What is a mutual?
There is no clear definition of a mutual and in the EU, mutuals operate under a large diversity of legal forms, but all can be recognized by five main characteristics:
1. Mutuals are private legal entities
Mutuals are private legal entities, governed by private law.
2. Mutuals are grouping of people
Mutuals are grouping of people (natural or legal people), where the interests of people overcome financial interests of the organisation itself. Mutuals are solidarity based organisations and their main purpose in general is to cover risks, or to provide services, connected to human life.
Mutuals are not-for-profit organisations, although their financial sustainability is one of their main worries. Therefore, being non- profit oriented, they must also ensure financial surpluses.
Those financial results are not, in a large majority of cases, distributed to their members, but rather reinvested in the mutual activities themselves or used for social support activities in the interest of people in need.
3. The governance of mutuals is democratic
The governance of mutuals is democratic. In general, each member has one vote. Also, such principle can be operationalized via the use of delegates or interest groups.
4. The principle of solidarity is important among members
The principle of solidarity is important among members, often enshrined in law. Free entry of those fulfilling the conditions enshrined in the statutes as well as free exit of members is possible.
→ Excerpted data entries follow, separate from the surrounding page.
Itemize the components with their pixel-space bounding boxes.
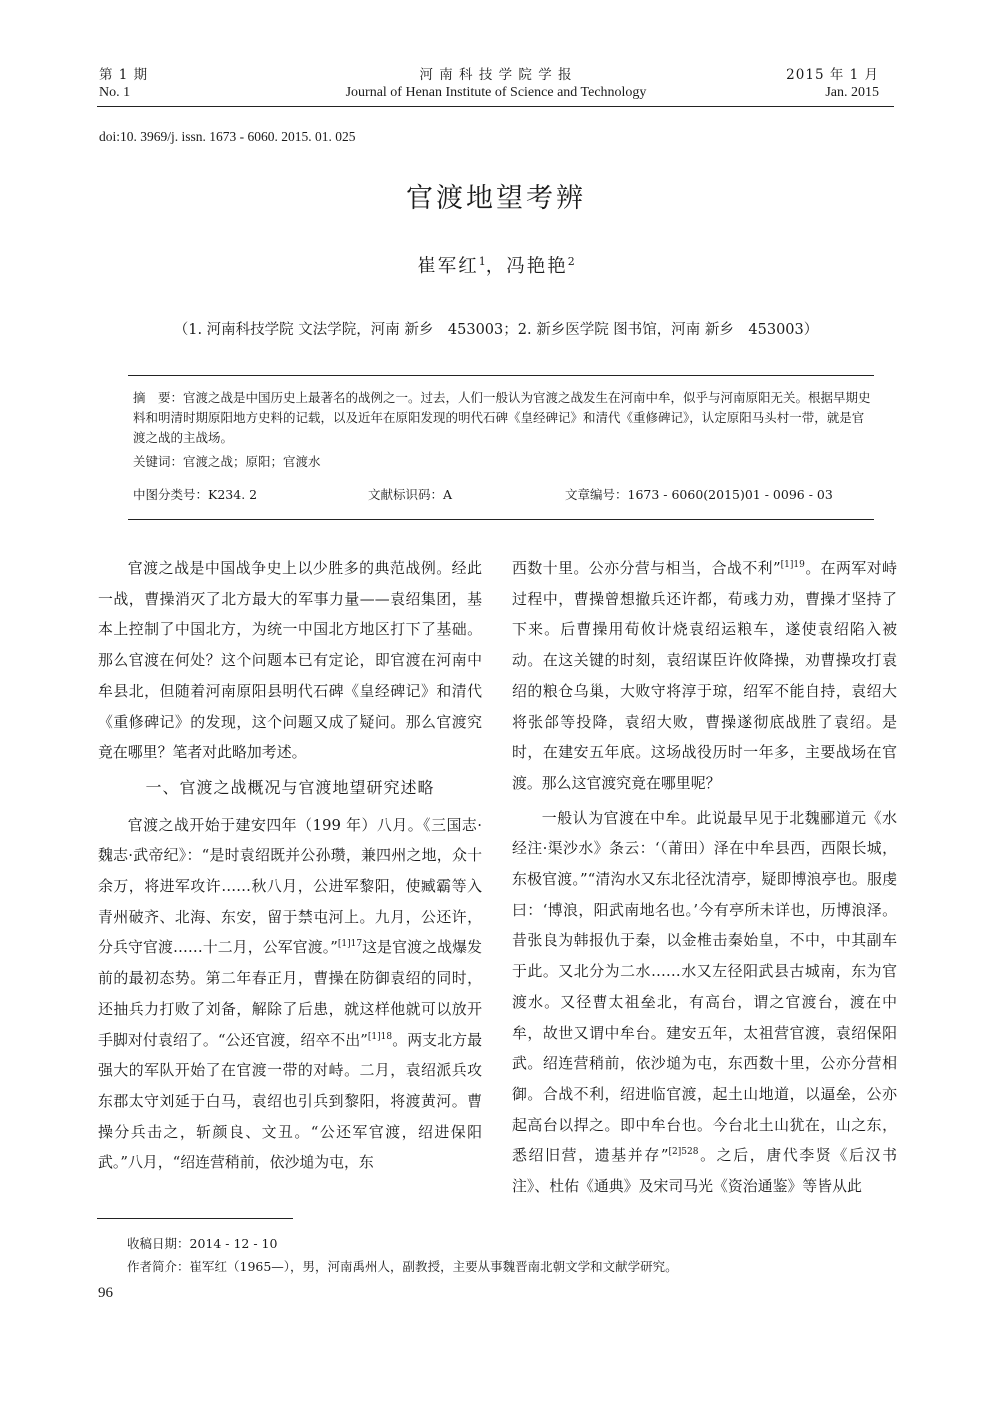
header-issue-en: No. 1 (99, 85, 131, 100)
header-journal-en: Journal of Henan Institute of Science and Technology (345, 85, 647, 100)
header-journal-cn: 河 南 科 技 学 院 学 报 (419, 67, 573, 83)
body-column-left (98, 553, 482, 1178)
citation[interactable]: [1]17 (337, 939, 363, 950)
citation[interactable]: [2]528 (668, 1147, 699, 1158)
clc-number: 中图分类号：K234. 2 (133, 487, 258, 502)
paragraph: 官渡之战是中国战争史上以少胜多的典范战例。经此一战，曹操消灭了北方最大的军事力量——袁绍集团，基本上控制了中国北方，为统一中国北方地区打下了基础。那么官渡在何处？这个问题本已有定论，即官渡在河南中牟县北，但随着河南原阳县明代石碑《皇经碑记》和清代《重修碑记》的发现，这个问题又成了疑问。那么官渡究竟在哪里？笔者对此略加考述。 (98, 559, 482, 762)
citation[interactable]: [1]18 (367, 1031, 393, 1042)
affiliations: （1. 河南科技学院 文法学院，河南 新乡 453003；2. 新乡医学院 图书馆，河南 新乡 453003） (173, 322, 819, 338)
footnote-author-bio: 作者简介：崔军红（1965—），男，河南禹州人，副教授，主要从事魏晋南北朝文学和文献学研究。 (127, 1259, 678, 1274)
author-affiliation-mark: 2 (567, 254, 575, 268)
keywords: 关键词：官渡之战；原阳；官渡水 (133, 454, 321, 469)
paragraph (512, 553, 897, 799)
paragraph-text: 西数十里。公亦分营与相当，合战不利” (512, 559, 781, 577)
doi[interactable]: doi:10. 3969/j. issn. 1673 - 6060. 2015. 01. 025 (99, 129, 356, 144)
header-date-en: Jan. 2015 (825, 85, 879, 100)
paragraph-text: 一般认为官渡在中牟。此说最早见于北魏郦道元《水经注·渠沙水》条云：‘（莆田）泽在中牟县西，西限长城，东极官渡。”“清沟水又东北径沈清亭，疑即博浪亭也。服虔曰：‘博浪，阳武南地名也。’今有亭所未详也，历博浪泽。昔张良为韩报仇于秦，以金椎击秦始皇，不中，中其副车于此。又北分为二水……水又左径阳武县古城南，东为官渡水。又径曹太祖垒北，有高台，谓之官渡台，渡在中牟，故世又谓中牟台。建安五年，太祖营官渡，袁绍保阳武。绍连营稍前，依沙塠为屯，东西数十里，公亦分营相御。合战不利，绍进临官渡，起土山地道，以逼垒，公亦起高台以捍之。即中牟台也。今台北土山犹在，山之东，悉绍旧营，遗基并存” (512, 808, 897, 1165)
author-list (0, 252, 992, 278)
header-rule (97, 106, 894, 107)
classification-row (133, 485, 873, 505)
author-name: 崔军红 (417, 256, 479, 277)
citation[interactable]: [1]19 (780, 560, 805, 571)
page-number: 96 (98, 1285, 113, 1301)
section-heading: 一、官渡之战概况与官渡地望研究述略 (145, 777, 435, 797)
body-column-right (512, 553, 897, 1202)
paragraph (98, 810, 482, 1178)
author-name: 冯艳艳 (506, 256, 568, 277)
paragraph-text: 。在两军对峙过程中，曹操曾想撤兵还许都，荀彧力劝，曹操才坚持了下来。后曹操用荀攸计烧袁绍运粮车，遂使袁绍陷入被动。在这关键的时刻，袁绍谋臣许攸降操，劝曹操攻打袁绍的粮仓乌巢，大败守将淳于琼，绍军不能自持，袁绍大将张郃等投降，袁绍大败，曹操遂彻底战胜了袁绍。是时，在建安五年底。这场战役历时一年多，主要战场在官渡。那么这官渡究竟在哪里呢？ (512, 559, 897, 792)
5. Profits are used for the benefit of the members
Profits are used for the benefit of the members, as the members are the owners of the mutual. Thus, the primary purpose of a mutual is to satisfy the common needs of its members and not to make profits or to provide a return on capital. Benefits can be in the form of discounts or rebates on premiums in case of insurance mutuals, investments to improve services for the members or the development of the business, or increases to its “own funds”. They can also be used for the benefit of society/community at large.
In health care assistance and social services, mutuals are estimated to provide services to approximately 230 million citizens.Most AIM members are mutual benefit societies, which are a specific type of mutuals that are involved in the delivery of health insurance. Depending on their member state of origin, they are involved in compulsory and/or voluntary health insurance and in some cases are entrusted with operating compulsory health insurance schemes. In addition, our members pursue objectives related to social protection and quality of life, such as social services and health care assistance.
In the majority of European countries, mutuals are allowed to operate exclusively in (re)insurance markets. This is the case in Austria, Bulgaria, Cyprus, Germany, Denmark, Finland (including statutory pensions), Latvia, Malta, the Netherlands, Norway, Poland, Romania, Sweden, Slovenia. In those countries, mutuals are insurers.
In Belgium, Greece, Spain, France, Hungary, Italy, Luxemburg and Portugal, a distinction is made between insurance mutuals and mutual benefit societies.
The importance of mutuals in Europe
Mutuals account for roughly 16% of the European insurance market (13% in life and 21% in non-life insurance) or around 180 billion euro in premiums. They manage around 1160 billion euro in assets and employ over 200,000 people. Some mutual insurers are among the largest insurance companies.